I’ve spent a lot of time in the hospital lately, that is, at Grey-Sloan Memorial, the one where the doctors of the “Grey’s Anatomy” TV show work. I’m fine, just binge-watching seasons 1-16 on Netflix.
The broadcast TV networks offer nothing this time of year but junk and commercials. Weekly shows make you wait to see what happens next. With Netflix, the credits roll, and bam, you’re into the next episode. Just a couple minutes, you tell yourself, and then you watch the whole thing, again and again, until it’s way past bedtime again.
If someone else lived here, they’d probably ask me to shut it off, but I’ve just got my dog, and she likes it when I sit with her in one place for a while.
I stopped watching the current episodes when COVID arrived in “Grey’s” fictional world. I had enough of that in real life, didn’t want it on my TV shows. So I went back to the beginning. Ah, the days of Izzy, George, Cristina, Meredith and Alex, when they were interns, just baby doctors. Now, as I watch Season 15, the ones who survived are chief of this and head of that.
I don’t know why I’m fascinated by hospital shows. Before Grey’s, I watched General Hospital, ER, Chicago Hope, House, MASH, and more. At this point in my life, I have spent enough time hanging around real hospitals. I’m always glad to get out.
But Grey-Sloan is not real in both good ways and bad. My doctors are never as attractive or as persistent as these docs. They don’t work round the clock till they cure you or they weep over your dead body. They don’t sit by your bedside holding your hand. They don’t find your lost family, play games with you, or organize wedding and birthday parties for you right there at the hospital.
The real surgeons I have seen drop by on their rounds, usually when you’re asleep, glance at the chart, make a pronouncement and vanish. You see them in the operating room for a nanosecond before the anesthesiologist knocks you out and again in recovery when they tell you what happened before you’re awake enough to remember what they said.
The Grey’s doctors are all surgeons. In real life, surgeons just do surgery. They don’t push gurneys, insert IV’s, run MRIs, sonograms and CT tests, and work in the ER, the ICU, and the pediatric intensive care unit. Nurses, aides, and technicians do most of the hands-on care. God bless them for their hard work.
Nothing happens as quickly as it does on TV. You can expect to wait hours in the ER for test results, for doctors’ orders, or for the doctor to show up, or maybe you’re still in the waiting room two hours after you arrived.
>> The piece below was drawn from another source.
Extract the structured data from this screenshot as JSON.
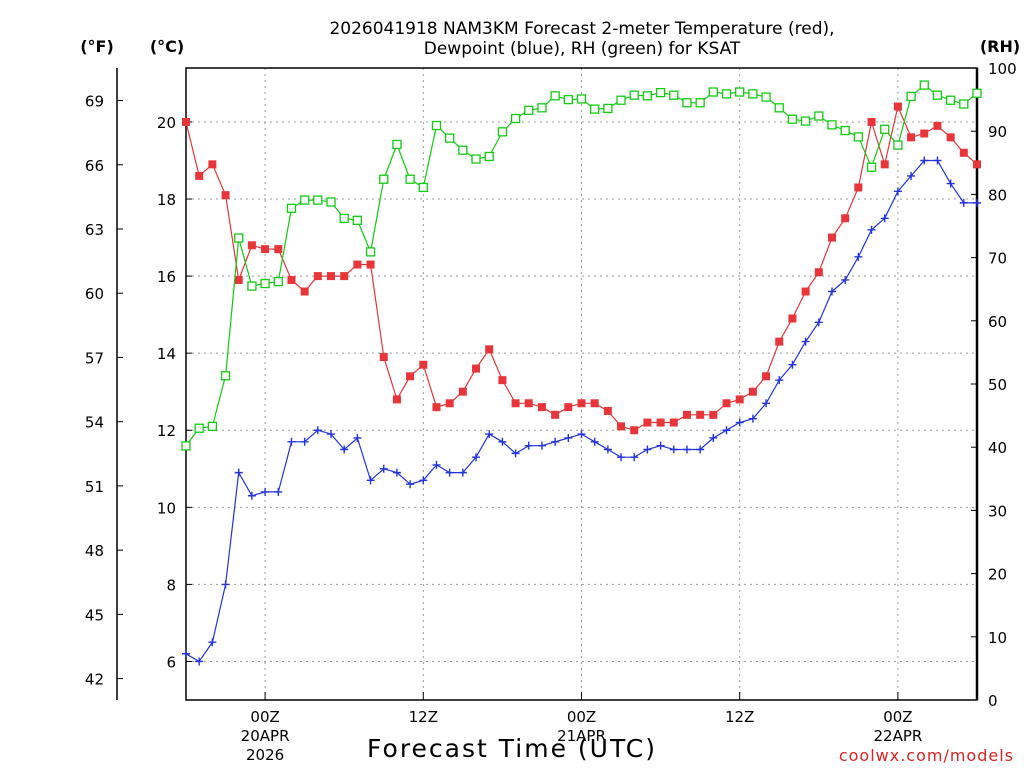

I’d love to have that fast, caring service. On the other hand, every patient who arrives at Grey-Sloan seems to have a brain tumor or a failing heart. At some point during the surgery, their heart stops. Nobody has a normal childbirth or a normal surgery. No thanks.
Besides, I have seen what’s going on outside the OR. Too often the TV doctors are sleep-deprived, hung over, or obsessed with the person they just had sex with in the on-call room. I know doctors are used to seeing naked bodies, but why is it that every time anyone kisses on that show, the very next second they’re taking each other’s clothes off? And don’t they stink and have bad breath from all those hours working? Aren’t they tired? Don’t they get hungry? They never eat a meal without their pager going off.
They have all been through so much, it’s a wonder they can even stand up. April had no pulse for over three hours on the episode I watched Saturday night, and they brought her back to life. In the next episode, she was looking gorgeous and getting married. What? The girl almost died.
Poor Meredith—plane crash, drowning, beaten to a pulp by a crazed patient, near dead from COVID . . . she’s always fine. Robbins lost her leg, Bailey had a heart attack and a nervous breakdown, Weber and Amelia Shepherd both had brain tumors. Weber also got electrocuted. DeLuca survived a face-smashing beating and a concussion. They’re all fine and doing surgery. The docs at Grey-Sloan are that good.
Words like whipple, central line, crike, bovie, 10-blade, pneumothorax, sepsis, and UNOS run through my head. There’s actually a Grey’s medical term glossary online. I have watched so many surgeries I feel as if I could do it myself. But don’t worry; I won’t try.
Write what you know, they say. At this point, I know “Grey’s Anatomy.”
I’d much rather watch doctors curing cancer on Netflix than see what my new editor has said about the manuscript I’ve been obsessing over for the last few months. It’s the first time someone else has read it. I’m afraid to open the email. Doc, a little something to numb the pain?
Today is the first day of summer. I wrote here about “Grey’s” in March when I first started watching. With 24 episodes a season, I ought to have a medical degree by now. Meanwhile, when I look past the TV screen, I’m getting the urge to start rearranging, redecorating, and repairing again. Look out.
What’s your guilty on-screen pleasure these days? Can you watch just one episode?
P.S. I just found out Season 17 will start showing on Netflix on July 3. OMG. Somebody break my remote control. Please.